Les fiches sont classées en différents types matérialisés par des chiffres allant de « S1 » à « S16 ». Ce niveau de chiffres ne correspond pas à la « dangerosité » d’une personne, mais plutôt aux actions à entreprendre par les autorités qui assurent le suivi. Par exemple, S14 correspond aux combattants djihadistes qui reviennent de Syrie ou d’Irak.  Mohamed Merah, auteur des attentats sur la commune de Toulouse en 2012, était quant à lui classé S5.

Les fiches du FPR (et notamment les fiches S) sont temporaires. Si une personne fichée S ne commet aucune infraction et n’a aucune activité suspicieuse, sa fiche sera effacée au bout d’un an. C’était le cas pour Yassin Salhi, qui avait été fiché S de 2006 à 2008, avant de disparaître du fichier.

 

Peuvent être visés aussi bien les individus condamnés que ceux suspectés de présenter un risque de trouble à l’ordre public ou une atteinte à la sûreté de l’Etat.

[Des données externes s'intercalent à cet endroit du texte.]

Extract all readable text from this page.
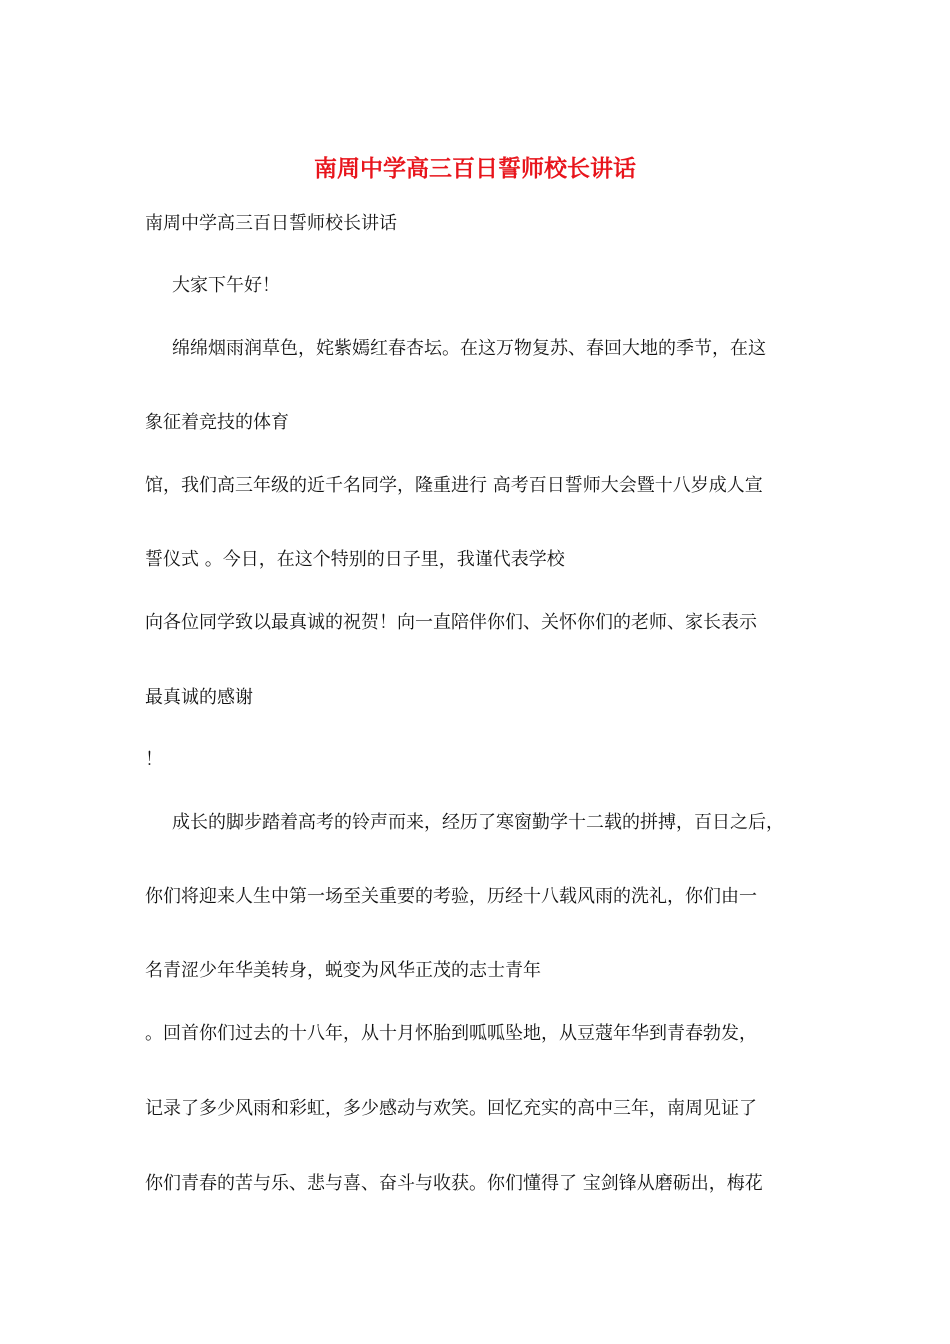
南周中学高三百日誓师校长讲话
南周中学高三百日誓师校长讲话
大家下午好！
绵绵烟雨润草色，姹紫嫣红春杏坛。在这万物复苏、春回大地的季节，在这
象征着竞技的体育
馆，我们高三年级的近千名同学，隆重进行 高考百日誓师大会暨十八岁成人宣
誓仪式 。今日，在这个特别的日子里，我谨代表学校
向各位同学致以最真诚的祝贺！向一直陪伴你们、关怀你们的老师、家长表示
最真诚的感谢
！
成长的脚步踏着高考的铃声而来，经历了寒窗勤学十二载的拼搏，百日之后，
你们将迎来人生中第一场至关重要的考验，历经十八载风雨的洗礼，你们由一
名青涩少年华美转身，蜕变为风华正茂的志士青年
。回首你们过去的十八年，从十月怀胎到呱呱坠地，从豆蔻年华到青春勃发，
记录了多少风雨和彩虹，多少感动与欢笑。回忆充实的高中三年，南周见证了
你们青春的苦与乐、悲与喜、奋斗与收获。你们懂得了 宝剑锋从磨砺出，梅花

Si le Fichier S est communément relayé dans la sphère publique comme étant l’outil de signalisation des individus appartenant à la mouvance terroriste, il peut aussi regrouper d’autres types de personnes : des activistes d’ultragauche ou d’ultradroite par exemple.

 

Le fait d’être fiché n’entraîne aucune obligation de suivi ou de surveillance mais doit alerter en cas de contrôle pour éventuellement faire remonter l’information notamment sur la situation géographie de la personne.

La fiche S joue ainsi plutôt un rôle d’alerte, par exemple lors d’un contrôle d’identité ou à l’aéroport. Elle signale aux forces de l’ordre que certains soupçons pèsent sur l’individu fiché, ce qui leur permet d’être plus vigilants quant aux activités entreprises par celui-ci.

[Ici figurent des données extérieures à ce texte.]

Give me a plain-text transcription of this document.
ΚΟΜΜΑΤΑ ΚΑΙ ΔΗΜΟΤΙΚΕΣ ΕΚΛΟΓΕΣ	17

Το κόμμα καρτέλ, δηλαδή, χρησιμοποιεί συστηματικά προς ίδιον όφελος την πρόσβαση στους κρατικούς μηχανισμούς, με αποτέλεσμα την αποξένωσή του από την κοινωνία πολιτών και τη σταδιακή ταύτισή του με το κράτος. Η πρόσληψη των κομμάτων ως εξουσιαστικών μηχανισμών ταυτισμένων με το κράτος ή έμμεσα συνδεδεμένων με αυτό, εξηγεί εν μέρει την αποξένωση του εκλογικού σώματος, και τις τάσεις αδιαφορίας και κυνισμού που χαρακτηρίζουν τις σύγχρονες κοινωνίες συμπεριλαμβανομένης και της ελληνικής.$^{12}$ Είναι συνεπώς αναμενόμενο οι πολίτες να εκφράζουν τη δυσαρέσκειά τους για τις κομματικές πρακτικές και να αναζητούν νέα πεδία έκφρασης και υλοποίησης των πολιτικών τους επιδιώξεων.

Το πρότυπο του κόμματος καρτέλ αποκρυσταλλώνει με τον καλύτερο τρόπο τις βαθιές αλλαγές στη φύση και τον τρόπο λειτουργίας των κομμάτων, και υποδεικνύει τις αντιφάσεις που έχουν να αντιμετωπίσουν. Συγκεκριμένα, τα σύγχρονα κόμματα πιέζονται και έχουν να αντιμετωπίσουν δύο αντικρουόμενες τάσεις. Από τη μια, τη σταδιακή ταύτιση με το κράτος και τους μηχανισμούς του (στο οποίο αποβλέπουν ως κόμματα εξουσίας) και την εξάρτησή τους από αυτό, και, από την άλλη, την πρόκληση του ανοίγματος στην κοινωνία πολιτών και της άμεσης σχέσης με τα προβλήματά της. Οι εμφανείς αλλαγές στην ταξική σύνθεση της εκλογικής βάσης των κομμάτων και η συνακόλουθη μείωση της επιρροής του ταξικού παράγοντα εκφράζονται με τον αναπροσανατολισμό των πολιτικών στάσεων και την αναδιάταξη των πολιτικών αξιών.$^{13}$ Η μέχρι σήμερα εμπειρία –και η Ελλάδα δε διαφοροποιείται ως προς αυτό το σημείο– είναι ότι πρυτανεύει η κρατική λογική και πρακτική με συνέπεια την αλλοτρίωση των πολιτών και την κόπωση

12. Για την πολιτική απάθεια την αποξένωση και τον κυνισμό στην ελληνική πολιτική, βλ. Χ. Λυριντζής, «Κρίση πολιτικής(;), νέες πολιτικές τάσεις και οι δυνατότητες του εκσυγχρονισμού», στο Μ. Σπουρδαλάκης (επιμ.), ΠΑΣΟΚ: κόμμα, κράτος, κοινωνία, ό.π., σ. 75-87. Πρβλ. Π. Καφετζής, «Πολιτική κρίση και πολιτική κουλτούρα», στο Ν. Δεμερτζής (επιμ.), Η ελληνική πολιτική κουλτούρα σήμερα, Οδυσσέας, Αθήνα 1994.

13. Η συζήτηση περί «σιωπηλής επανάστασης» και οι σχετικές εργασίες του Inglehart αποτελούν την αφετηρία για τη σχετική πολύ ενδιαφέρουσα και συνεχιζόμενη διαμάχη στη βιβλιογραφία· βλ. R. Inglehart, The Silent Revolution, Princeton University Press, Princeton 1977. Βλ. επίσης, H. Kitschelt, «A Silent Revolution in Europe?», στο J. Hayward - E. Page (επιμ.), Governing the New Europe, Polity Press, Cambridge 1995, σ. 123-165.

A ce jour de la réglementation applicable, on ne peut pas arrêter, expulser ou placer en détention quelqu’un au motif qu’il est fiché S.

 

En 2016, le procureur de la République de Paris, François Molins, a déclaré qu’ « Il ne peut y avoir de détention préventive en dehors d’une procédure pénale. C’est le socle de l’État de Droit. On ne peut pas détenir quelqu’un avant qu’il ait commis une infraction »

De même Marc Trévidic, ancien juge antiterroriste, trouve ce sujet « aberrant » : « Ficher S ça ne veut rien dire, on ne peut pas incarcérer des individus sans preuves, juste avec un nom sur une liste. Qui va décider du degré de radicalisation ? Je ne veux pas vivre dans un pays où on en mettra en prison quelqu’un parce que les services de renseignement auront mis son nom sur une liste ».

Le débat vient encore d’être relancé à la suite de l’attaque au couteau qui a eu lieu à Paris le 12 mai 2018. L’auteur de cet attentat revendiqué par l’Etat Islamique était fiché S depuis 2016. La surveillance a-t-elle fait défaut ? Cela révèle t-il un manque de moyens pour les enquêteurs de la DGSI ?

Certains politiques se sont emparés du sujet. Ainsi de Marine Le Pen et Laurent Wauquiez. La première critique l’inutilité d’un système qui ne permet pas de mettre hors d’état de nuire les individus fichés. Le second propose leur internement préventif et l’expulsion systématique des fichés S qui n’ont pas la nationalité française.

Ainsi, deux camps s’affrontent : d’un côté les tenants d’une action préventive et ferme à l’égard des suspects d’activités dangereuses. De l’autre ceux qui estiment que l’Etat de Droit ne doit pas céder face à la menace terroriste.

 

En 2016 on estime qu’il y avait environ 20 000 personnes étaient fichées S, dont environ 12 000 pour un lien avec l’islamisme radical.

Ces personnes ne se trouvent pas nécessairement en France et ne sont pas obligatoirement françaises.

 

article d’information juridique à jour au 14 mai 2018

Chaque cas est particulier est nécessite l’avis éclairé et documenté d’un avocat.